Here are a few examples
This is one of the few run plays that I liked from Tennessee. They dominate the 3 man defensive line, washing the strong side defensive end totally out of the play, kick out the linebacker with the tight end, and get into the heart of the defense quickly. It doesn’t matter how fast you are if you’re laying on the ground.
This was one of K-State’s bigger runs. The running back cuts hard right at the edge and gets downhill quickly, and suddenly you’ve got tight ends and linemen blocking safeties and linebackers. Again, the back cuts it up quickly and gets downhill. That’s how you attack West Virginia and that’s why the Wildcats have a shot to win this game.

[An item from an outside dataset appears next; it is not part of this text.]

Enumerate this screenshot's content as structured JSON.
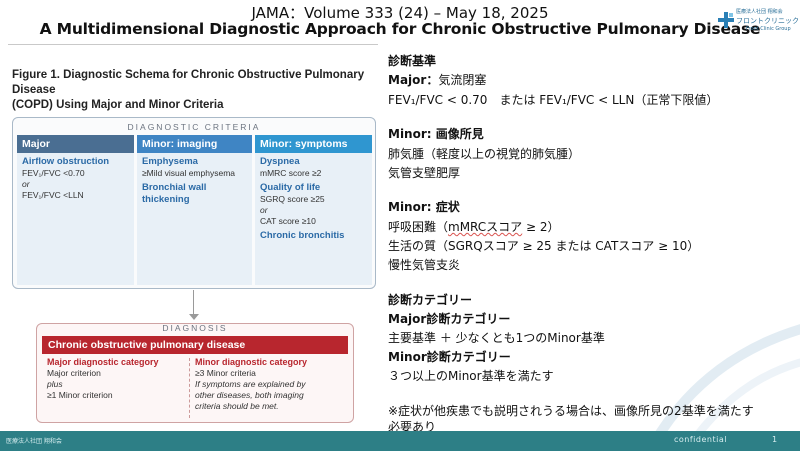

West Virginia wants you to run horizontally instead of vertically. They are built for speed and flow to the ball. On this play, the hybrid safety blows the play up and the defensive end and linebacker chase it down from the back side. I have no idea why anyone thought this was a good play call against this particular defense. You want your linemen on their safety, you don’t want their safety 1 on 1 with your running back in the backfield.
This is what I don’t want to see on Saturday out of the K-State run game. This play takes forever long to develop and invites the attacking Mountaineer defense to make a tackle for loss. This isn’t a defense where you can wait, wait, wait, and then make a cut because you’re going to have 2 or 3 linebackers or safeties on top of you before you get the opportunity to get going. You have running backs moving horizontally attempting to block linebackers attacking vertically, and that’s never going to end well.
You can run on West Virginia. In fact, I encourage K-State to run on West Virginia on Saturday, because Will Grier can’t beat you sitting on the bench. You do, however, have to run the right way against West Virginia. You need to be the aggressor and get their smaller, quicker players moving backwards instead of letting them fly up the field and create havoc in the backfield.
If the ball crosses the line of scrimmage quickly, it’s to your advantage. The ball stays in the backfield, the Mountaineers are going to swarm you under.
I hope to see a few West Virginia safety being scraped off the field on Saturday.